Founded in 2012, Peloton has raised US$994 million in venture capital funding so far. Investors include mutual fund giant Fidelity Investments and Tiger Global Management, run by Chase Coleman. At its last funding round late last year, Peleton was worth US$4.15 billion and Wall Street analysts have been abuzz with IPO valuations of up to US$9 billion. Even if its growth slows to around 50% annualised rate in the current fiscal year, down from 100% growth in the last fiscal year, it would mean revenues of US$1.4 billion. Stock of enterprise video software firm Zoom Video Communications, whose revenues have doubled year-on-year over the past 12 months, has been trading at nearly 40 times earnings. A 15-times revenue multiple would give Peloton a market capitalisation of nearly US$21 billion.

Sticky platform

Peloton may be a niche connected fitness player, but it has a sticky platform. The average user tries out a Peloton bike or treadmill three to four times a week, according to statistics in its IPO filing. It has a 12-month retention rate of 95%, or just 5% annualised churn. Gyms used to be a cyclical business that did well at the start of the year, raking in joining fees as a lot of people signed up as part of the New Year’s resolution only to drop out as the year progressed. Peloton users, it seems, are more motivated to keep fit than just sticking with their New Year’s resolution. Most Peloton users who signed up four years ago are still taking an average of eight classes a month.
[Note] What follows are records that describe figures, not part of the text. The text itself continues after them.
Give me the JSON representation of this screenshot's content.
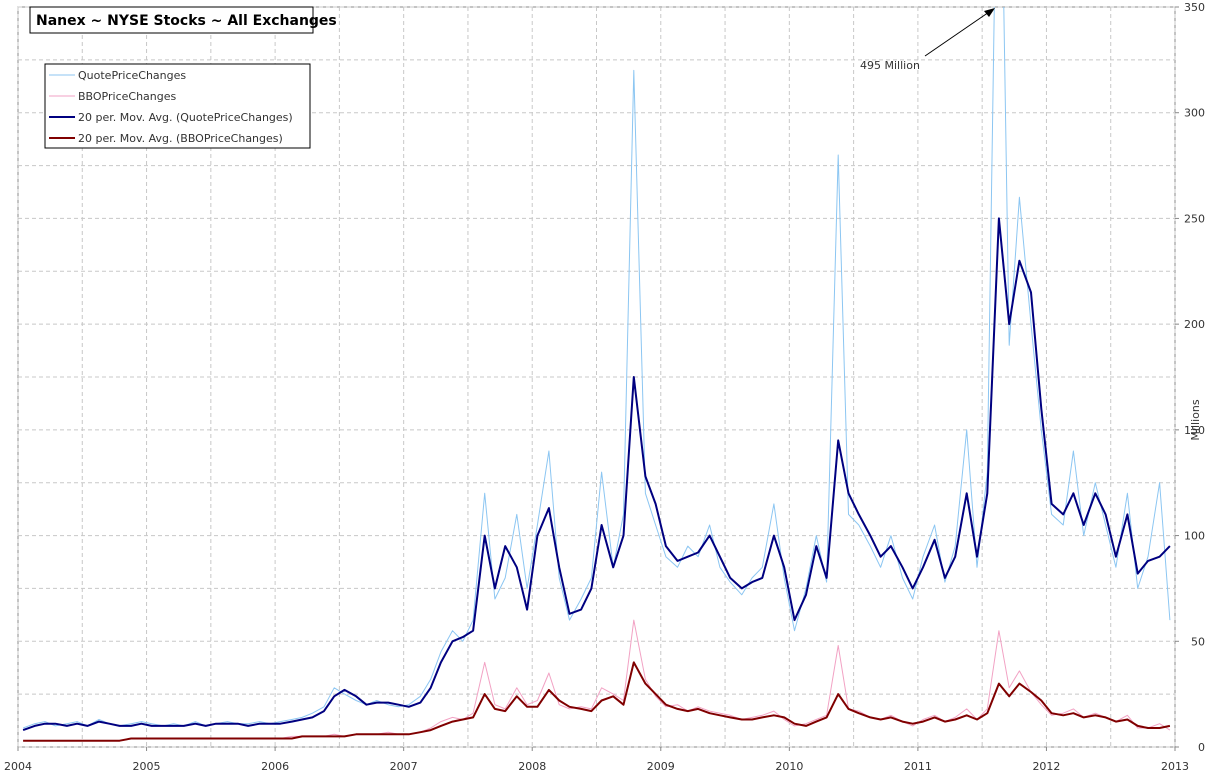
{
  "chart_data": {
    "type": "line",
    "title": "Nanex ~ NYSE Stocks ~ All Exchanges",
    "y_label": "Millions",
    "annotation": "495 Million",
    "legend": "top-left",
    "grid": true,
    "xlim": [
      2004,
      2013
    ],
    "xticks": [
      2004,
      2005,
      2006,
      2007,
      2008,
      2009,
      2010,
      2011,
      2012,
      2013
    ],
    "ylim": [
      0,
      350
    ],
    "yticks": [
      0,
      50,
      100,
      150,
      200,
      250,
      300,
      350
    ],
    "x": [
      2004.04,
      2004.13,
      2004.21,
      2004.29,
      2004.38,
      2004.46,
      2004.54,
      2004.63,
      2004.71,
      2004.79,
      2004.88,
      2004.96,
      2005.04,
      2005.13,
      2005.21,
      2005.29,
      2005.38,
      2005.46,
      2005.54,
      2005.63,
      2005.71,
      2005.79,
      2005.88,
      2005.96,
      2006.04,
      2006.13,
      2006.21,
      2006.29,
      2006.38,
      2006.46,
      2006.54,
      2006.63,
      2006.71,
      2006.79,
      2006.88,
      2006.96,
      2007.04,
      2007.13,
      2007.21,
      2007.29,
      2007.38,
      2007.46,
      2007.54,
      2007.63,
      2007.71,
      2007.79,
      2007.88,
      2007.96,
      2008.04,
      2008.13,
      2008.21,
      2008.29,
      2008.38,
      2008.46,
      2008.54,
      2008.63,
      2008.71,
      2008.79,
      2008.88,
      2008.96,
      2009.04,
      2009.13,
      2009.21,
      2009.29,
      2009.38,
      2009.46,
      2009.54,
      2009.63,
      2009.71,
      2009.79,
      2009.88,
      2009.96,
      2010.04,
      2010.13,
      2010.21,
      2010.29,
      2010.38,
      2010.46,
      2010.54,
      2010.63,
      2010.71,
      2010.79,
      2010.88,
      2010.96,
      2011.04,
      2011.13,
      2011.21,
      2011.29,
      2011.38,
      2011.46,
      2011.54,
      2011.63,
      2011.71,
      2011.79,
      2011.88,
      2011.96,
      2012.04,
      2012.13,
      2012.21,
      2012.29,
      2012.38,
      2012.46,
      2012.54,
      2012.63,
      2012.71,
      2012.79,
      2012.88,
      2012.96
    ],
    "series": [
      {
        "name": "QuotePriceChanges",
        "color": "#8cc6f2",
        "width": 1,
        "values": [
          9,
          11,
          12,
          10,
          11,
          12,
          10,
          13,
          11,
          10,
          11,
          12,
          11,
          10,
          11,
          10,
          12,
          10,
          11,
          12,
          11,
          11,
          12,
          11,
          12,
          13,
          14,
          16,
          19,
          28,
          25,
          22,
          20,
          22,
          20,
          19,
          20,
          24,
          32,
          45,
          55,
          50,
          60,
          120,
          70,
          80,
          110,
          75,
          105,
          140,
          80,
          60,
          70,
          80,
          130,
          85,
          110,
          320,
          120,
          105,
          90,
          85,
          95,
          90,
          105,
          85,
          78,
          72,
          80,
          85,
          115,
          80,
          55,
          75,
          100,
          78,
          280,
          110,
          105,
          95,
          85,
          100,
          80,
          70,
          90,
          105,
          78,
          95,
          150,
          85,
          130,
          495,
          190,
          260,
          200,
          150,
          110,
          105,
          140,
          100,
          125,
          105,
          85,
          120,
          75,
          90,
          125,
          60
        ]
      },
      {
        "name": "BBOPriceChanges",
        "color": "#f2a2c4",
        "width": 1,
        "values": [
          3,
          3,
          3,
          3,
          3,
          3,
          3,
          3,
          3,
          3,
          4,
          4,
          4,
          4,
          4,
          4,
          4,
          4,
          4,
          4,
          4,
          4,
          4,
          4,
          4,
          5,
          5,
          5,
          5,
          6,
          5,
          6,
          6,
          6,
          7,
          6,
          6,
          7,
          9,
          12,
          14,
          13,
          16,
          40,
          20,
          18,
          28,
          20,
          22,
          35,
          20,
          18,
          19,
          18,
          28,
          25,
          22,
          60,
          32,
          24,
          19,
          20,
          17,
          19,
          17,
          16,
          15,
          13,
          14,
          15,
          17,
          13,
          10,
          11,
          13,
          15,
          48,
          18,
          17,
          14,
          13,
          15,
          12,
          10,
          13,
          15,
          12,
          14,
          18,
          13,
          18,
          55,
          28,
          36,
          26,
          20,
          15,
          16,
          18,
          14,
          16,
          14,
          12,
          15,
          9,
          9,
          11,
          8
        ]
      },
      {
        "name": "20 per. Mov. Avg. (QuotePriceChanges)",
        "color": "#000080",
        "width": 2,
        "values": [
          8,
          10,
          11,
          11,
          10,
          11,
          10,
          12,
          11,
          10,
          10,
          11,
          10,
          10,
          10,
          10,
          11,
          10,
          11,
          11,
          11,
          10,
          11,
          11,
          11,
          12,
          13,
          14,
          17,
          24,
          27,
          24,
          20,
          21,
          21,
          20,
          19,
          21,
          28,
          40,
          50,
          52,
          55,
          100,
          75,
          95,
          85,
          65,
          100,
          113,
          85,
          63,
          65,
          75,
          105,
          85,
          100,
          175,
          128,
          115,
          95,
          88,
          90,
          92,
          100,
          90,
          80,
          75,
          78,
          80,
          100,
          85,
          60,
          72,
          95,
          80,
          145,
          120,
          110,
          100,
          90,
          95,
          85,
          75,
          85,
          98,
          80,
          90,
          120,
          90,
          120,
          250,
          200,
          230,
          215,
          160,
          115,
          110,
          120,
          105,
          120,
          110,
          90,
          110,
          82,
          88,
          90,
          95
        ]
      },
      {
        "name": "20 per. Mov. Avg. (BBOPriceChanges)",
        "color": "#800000",
        "width": 2,
        "values": [
          3,
          3,
          3,
          3,
          3,
          3,
          3,
          3,
          3,
          3,
          4,
          4,
          4,
          4,
          4,
          4,
          4,
          4,
          4,
          4,
          4,
          4,
          4,
          4,
          4,
          4,
          5,
          5,
          5,
          5,
          5,
          6,
          6,
          6,
          6,
          6,
          6,
          7,
          8,
          10,
          12,
          13,
          14,
          25,
          18,
          17,
          24,
          19,
          19,
          27,
          22,
          19,
          18,
          17,
          22,
          24,
          20,
          40,
          30,
          25,
          20,
          18,
          17,
          18,
          16,
          15,
          14,
          13,
          13,
          14,
          15,
          14,
          11,
          10,
          12,
          14,
          25,
          18,
          16,
          14,
          13,
          14,
          12,
          11,
          12,
          14,
          12,
          13,
          15,
          13,
          16,
          30,
          24,
          30,
          26,
          22,
          16,
          15,
          16,
          14,
          15,
          14,
          12,
          13,
          10,
          9,
          9,
          10
        ]
      }
    ]
  }
}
Little wonder, then, that Peloton has gross margin of 43% on its bikes and treadmill hardware. Apple, the world’s most profitable tech hardware maker, has gross margin of 38.5%. Analysts estimate Apple’s gross margin on its core product iPhone is more like 33%, so for a bicycle maker that clearly does not yet have scale to chalk up such high margin is a huge plus. On its streaming subscription business, Peloton has gross margin of 45%. While that is way below what most subscription software companies that have 70% to 80% margin earn, it is still nothing to scoff at.

Peloton may not be the Apple of connected fitness, but tech strategist Ben Thompson of Stratechery says it is “basically the Netflix of exercise attached to a $2,000 set-top box”. Peloton does not sell software, nor does it have software margins, but then, neither does Netflix, he notes. Both are fundamentally enabled by technology. “The key breakthrough in these disruptive products is the digitisation of something physical. Netflix digitised time, Airbnb digitised trust, Facebook digitised offline relationships,” he argues. “In the case of Peloton, they digitised both space and time: You don’t need to go to a gym and you don’t have to follow a set schedule.”

Clearly, Peloton is a great company with a product and service that customers want. Yet, there is a difference between a great company and a great stock. Whether investors are willing to pay the sort of valuation for Peloton that they were once willing to pay for Netflix or Amazon.com is unclear. I am thinking of getting a Peloton bike myself, not because it will make me happy but because I think I need more bike time even as I continue to use my gym’s treadmill. But I have decided to give the IPO a miss.